Più di questo (e di un reciproco cortese rispetto) penso che fra concezioni così reciprocamente contrastanti come sono le nostre non sia possibile pretendere.
Quindi stiamo sereni e cerchiamo di goderci al meglio la vita!
                                                                                                     (Sgiombo)

sgiombo

Citazione di: maral il 07 Gennaio 2017, 18:34:38 PM
CitazioneSulla necessità dell'introspezione non ho dubbi, ma che questa debba essere necessariamente razionale non credo, se per razionale si intende uno sguardo del tutto oggettivo che rifiuta il proprio essere fondamentalmente irrazionale, anche quando si opera da osservatori.

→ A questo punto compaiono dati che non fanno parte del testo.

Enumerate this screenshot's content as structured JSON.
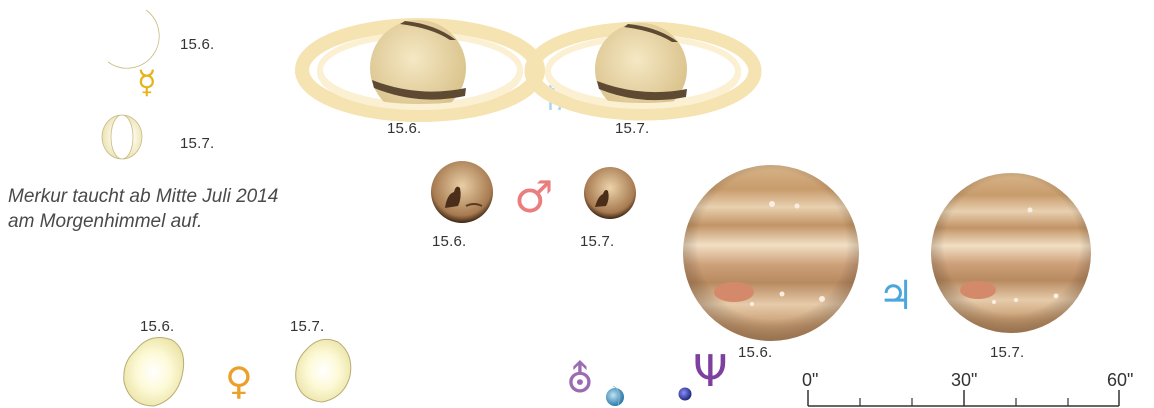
{
  "mercury": {
    "date1": "15.6.",
    "date2": "15.7.",
    "symbol": "☿",
    "symbol_color": "#e8b21e"
  },
  "caption": "Merkur taucht ab Mitte Juli 2014 am Morgenhimmel auf.",
  "saturn": {
    "date1": "15.6.",
    "date2": "15.7.",
    "symbol": "♄",
    "symbol_color": "#a9d7f0"
  },
  "mars": {
    "date1": "15.6.",
    "date2": "15.7.",
    "symbol": "♂",
    "symbol_color": "#ea7d7d"
  },
  "jupiter": {
    "date1": "15.6.",
    "date2": "15.7.",
    "symbol": "♃",
    "symbol_color": "#4aa6dd"
  },
  "venus": {
    "date1": "15.6.",
    "date2": "15.7.",
    "symbol": "♀",
    "symbol_color": "#eba02a"
  },
  "uranus": {
    "symbol": "⛢",
    "symbol_color": "#9b6bb3"
  },
  "neptune": {
    "symbol": "Ψ",
    "symbol_color": "#7d3fa0"
  },
  "scale": {
    "labels": [
      "0\"",
      "30\"",
      "60\""
    ]
  }
}
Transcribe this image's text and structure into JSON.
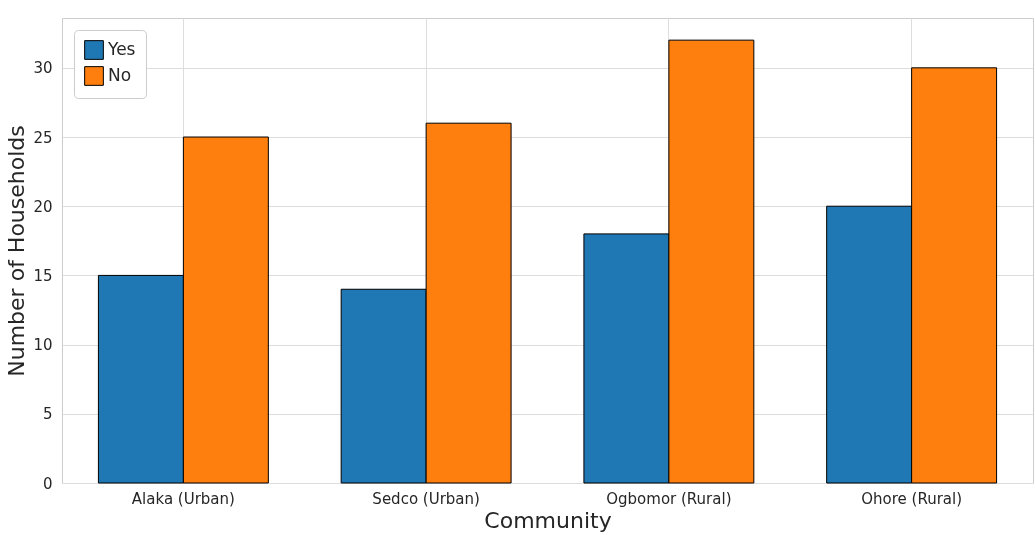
{
  "chart_data": {
    "type": "bar",
    "xlabel": "Community",
    "ylabel": "Number of Households",
    "categories": [
      "Alaka (Urban)",
      "Sedco (Urban)",
      "Ogbomor (Rural)",
      "Ohore (Rural)"
    ],
    "series": [
      {
        "name": "Yes",
        "color": "#1f77b4",
        "values": [
          15,
          14,
          18,
          20
        ]
      },
      {
        "name": "No",
        "color": "#ff7f0e",
        "values": [
          25,
          26,
          32,
          30
        ]
      }
    ],
    "ylim": [
      0,
      33.6
    ],
    "yticks": [
      0,
      5,
      10,
      15,
      20,
      25,
      30
    ],
    "grid": true,
    "legend": "top left"
  }
}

Più sopra ho accennato a Jung che nel "Libro rosso" compie un'introspezione del tutto irrazionale, lasciandosi guidare dalle proprie allucinazioni per tentare di arrivare al "Sé". E in un certo senso trovo sia quello che fanno in genere i poeti. Chissà se può esservi una "via terapeutica della poesia"... 


CitazioneL' oggettività della conoscenza secondo me é un ideale a cui tendere quanto più possibile (sempre messo in dubbio -criticato razionalmente- dall' insuperabile dubbio scettico), tanto più difficile da raggiungersi circa se stessi; ma questo secondo me proprio perché é difficile distaccarsi dall' irrazionale (da pregiudizi e inclinazioni soggettive) nell' esaminare se stessi e adottare un atteggiamento razionalistico fino in fondo (che dunque resta per me un' esigenza necessaria della ricerca della verità e della felicità; di fatto non sempre conseguibile pienamente, ma comunque da ricercare quanto più conseguentemente possibile).